Electrical brain stimulation, in addition to rehabilitation, may help stroke patients recover their motor skill functions. A recent study showed that patients with the electrical treatment performed better on a range of tasks than those taking part in the usual rehabilitation.
Transcranial direct current stimulation (tDCS) was the painless treatment used, which uses electrical currents to stimulate parts of the brain. The study from Oxford University investigated this method and the possible benefits it could bring to improve rehabilitation results.
“This showed that the patients who had received tDCS were better able to use their hands and arms for movements such as lifting, reaching and grasping objects,” said Professor Heidi Johansen-Berg, from Oxford’s Nuffield Department of Clinical Neurosciences.

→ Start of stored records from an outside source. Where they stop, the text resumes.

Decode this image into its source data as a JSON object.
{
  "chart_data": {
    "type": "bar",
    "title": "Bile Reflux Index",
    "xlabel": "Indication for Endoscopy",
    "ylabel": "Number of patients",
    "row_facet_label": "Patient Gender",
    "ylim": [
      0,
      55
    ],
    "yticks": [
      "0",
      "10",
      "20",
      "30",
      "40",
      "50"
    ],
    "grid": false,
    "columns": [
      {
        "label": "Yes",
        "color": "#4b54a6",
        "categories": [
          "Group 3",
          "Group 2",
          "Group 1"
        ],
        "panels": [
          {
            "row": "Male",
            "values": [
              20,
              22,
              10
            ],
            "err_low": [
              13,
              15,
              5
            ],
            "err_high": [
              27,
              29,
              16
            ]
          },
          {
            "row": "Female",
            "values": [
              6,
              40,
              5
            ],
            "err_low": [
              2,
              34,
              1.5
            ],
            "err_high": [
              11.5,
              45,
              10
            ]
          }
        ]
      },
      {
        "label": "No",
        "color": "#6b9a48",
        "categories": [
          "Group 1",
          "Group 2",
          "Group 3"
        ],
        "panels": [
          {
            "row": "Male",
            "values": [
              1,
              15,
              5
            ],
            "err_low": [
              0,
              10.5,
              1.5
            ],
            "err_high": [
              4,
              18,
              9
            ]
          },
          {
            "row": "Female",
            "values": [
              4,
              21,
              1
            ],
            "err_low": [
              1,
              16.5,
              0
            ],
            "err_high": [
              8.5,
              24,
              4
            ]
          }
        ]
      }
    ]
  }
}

For the study, 24 people whose hand and arm functions had been affected by a stroke were evaluated. Researchers split them into two groups, one received nine days of motor training plus tDCS, while the other received also nine days of motor treatment but placebo tDCS, as reported by Medical Daily.
The placebo effect was conducted using fake electrodes unable to actually deliver any current. This method was necessary to rule out any possible psychological boost from receiving extra treatment.

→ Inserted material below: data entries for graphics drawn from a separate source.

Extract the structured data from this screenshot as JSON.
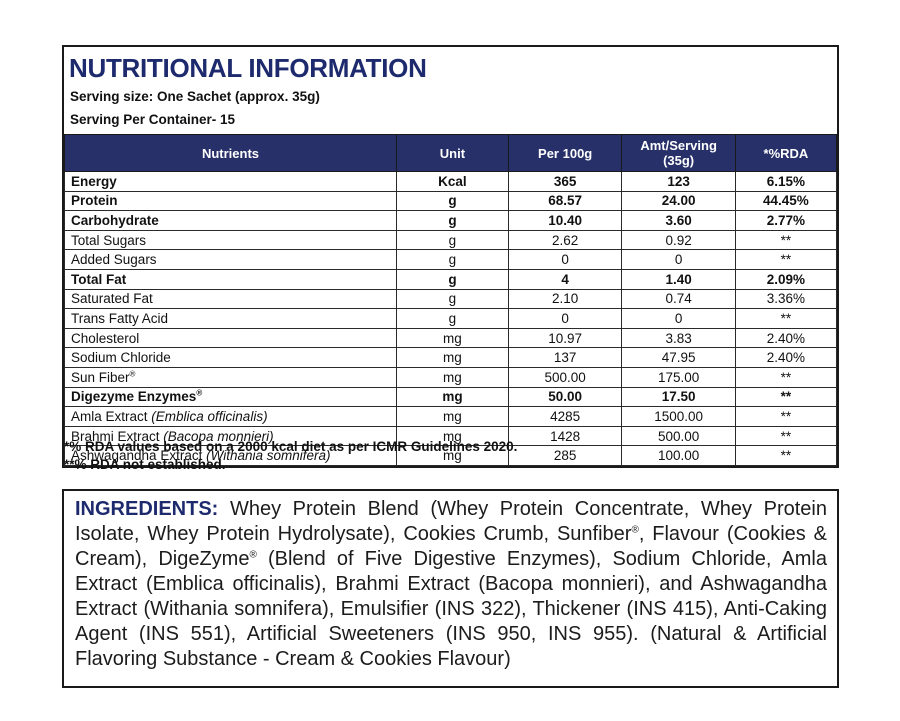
{
  "colors": {
    "brand_navy": "#1e2a6e",
    "table_header_bg": "#273069",
    "border_black": "#1a1a1a"
  },
  "panel": {
    "title": "NUTRITIONAL INFORMATION",
    "serving_size": "Serving size: One Sachet (approx. 35g)",
    "serving_per_container": "Serving Per Container- 15"
  },
  "table": {
    "headers": [
      "Nutrients",
      "Unit",
      "Per 100g",
      "Amt/Serving (35g)",
      "*%RDA"
    ],
    "rows": [
      {
        "nutrient": "Energy",
        "sup": "",
        "latin": "",
        "unit": "Kcal",
        "per100g": "365",
        "amt": "123",
        "rda": "6.15%",
        "bold": true
      },
      {
        "nutrient": "Protein",
        "sup": "",
        "latin": "",
        "unit": "g",
        "per100g": "68.57",
        "amt": "24.00",
        "rda": "44.45%",
        "bold": true
      },
      {
        "nutrient": "Carbohydrate",
        "sup": "",
        "latin": "",
        "unit": "g",
        "per100g": "10.40",
        "amt": "3.60",
        "rda": "2.77%",
        "bold": true
      },
      {
        "nutrient": "Total Sugars",
        "sup": "",
        "latin": "",
        "unit": "g",
        "per100g": "2.62",
        "amt": "0.92",
        "rda": "**",
        "bold": false
      },
      {
        "nutrient": "Added Sugars",
        "sup": "",
        "latin": "",
        "unit": "g",
        "per100g": "0",
        "amt": "0",
        "rda": "**",
        "bold": false
      },
      {
        "nutrient": "Total Fat",
        "sup": "",
        "latin": "",
        "unit": "g",
        "per100g": "4",
        "amt": "1.40",
        "rda": "2.09%",
        "bold": true
      },
      {
        "nutrient": "Saturated Fat",
        "sup": "",
        "latin": "",
        "unit": "g",
        "per100g": "2.10",
        "amt": "0.74",
        "rda": "3.36%",
        "bold": false
      },
      {
        "nutrient": "Trans Fatty Acid",
        "sup": "",
        "latin": "",
        "unit": "g",
        "per100g": "0",
        "amt": "0",
        "rda": "**",
        "bold": false
      },
      {
        "nutrient": "Cholesterol",
        "sup": "",
        "latin": "",
        "unit": "mg",
        "per100g": "10.97",
        "amt": "3.83",
        "rda": "2.40%",
        "bold": false
      },
      {
        "nutrient": "Sodium Chloride",
        "sup": "",
        "latin": "",
        "unit": "mg",
        "per100g": "137",
        "amt": "47.95",
        "rda": "2.40%",
        "bold": false
      },
      {
        "nutrient": "Sun Fiber",
        "sup": "®",
        "latin": "",
        "unit": "mg",
        "per100g": "500.00",
        "amt": "175.00",
        "rda": "**",
        "bold": false
      },
      {
        "nutrient": "Digezyme Enzymes",
        "sup": "®",
        "latin": "",
        "unit": "mg",
        "per100g": "50.00",
        "amt": "17.50",
        "rda": "**",
        "bold": true
      },
      {
        "nutrient": "Amla Extract ",
        "sup": "",
        "latin": "(Emblica officinalis)",
        "unit": "mg",
        "per100g": "4285",
        "amt": "1500.00",
        "rda": "**",
        "bold": false
      },
      {
        "nutrient": "Brahmi Extract ",
        "sup": "",
        "latin": "(Bacopa monnieri)",
        "unit": "mg",
        "per100g": "1428",
        "amt": "500.00",
        "rda": "**",
        "bold": false
      },
      {
        "nutrient": "Ashwagandha Extract ",
        "sup": "",
        "latin": "(Withania somnifera)",
        "unit": "mg",
        "per100g": "285",
        "amt": "100.00",
        "rda": "**",
        "bold": false
      }
    ]
  },
  "footnotes": {
    "line1": "*% RDA values based on a 2000 kcal diet as per ICMR Guidelines 2020.",
    "line2": "**% RDA not established."
  },
  "ingredients": {
    "label": "INGREDIENTS:",
    "segments": [
      {
        "text": " Whey Protein Blend (Whey Protein Concentrate, Whey Protein Isolate, Whey Protein Hydrolysate), Cookies Crumb, Sunfiber",
        "sup": false
      },
      {
        "text": "®",
        "sup": true
      },
      {
        "text": ", Flavour (Cookies & Cream), DigeZyme",
        "sup": false
      },
      {
        "text": "®",
        "sup": true
      },
      {
        "text": " (Blend of Five Digestive Enzymes), Sodium Chloride, Amla  Extract (Emblica officinalis), Brahmi Extract (Bacopa monnieri), and Ashwagandha Extract (Withania somnifera), Emulsifier (INS 322), Thickener (INS 415), Anti-Caking Agent (INS 551), Artificial Sweeteners (INS 950, INS 955). (Natural & Artificial Flavoring Substance - Cream & Cookies Flavour)",
        "sup": false
      }
    ]
  }
}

Motor skills were measured before, during and after the training to see how much each group has improved and whether the tDCS was actually generating any difference among the tests.

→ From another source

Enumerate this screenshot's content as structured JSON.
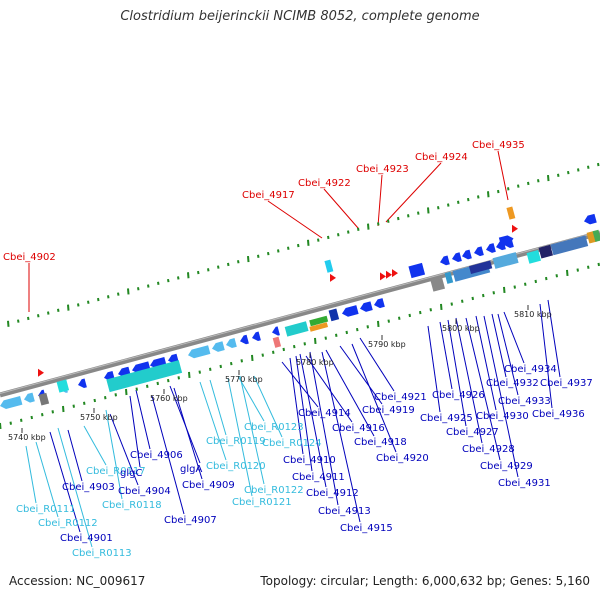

Three months after, the group that had received tDCS showed greater improvements in all areas measured compared to those in the control group. The tDCS group had better use of their hands and arms for movements such as lifting, reaching and grasping objects, the team said.
Brain scans also indicated that the tDCS group had more activity in the brain areas relevant to motor skill than the others who do not receive the electrical stimulation.
Bigger trials needed for conclusive results
According to Jane Burridge, professor of restorative neuroscience at the University of Southampton, who was not involved with the study, a bigger trial is needed to be certain of the results. The overall view when all the data is put together, from many studies, is that there is no clear benefit, she added.
Authors from the study agreed with Burridge. The new research has its limitations, admitted Professor Heidi Johansen-Berg. “One thing it does not allow us to do at all is get at the question of variability,” she said.
The treatment is not expected to work for everybody, there will be some people it will work well for and some people who it will not, and that is something the study did not show due to the small number of subjects, added Johansen-Berg.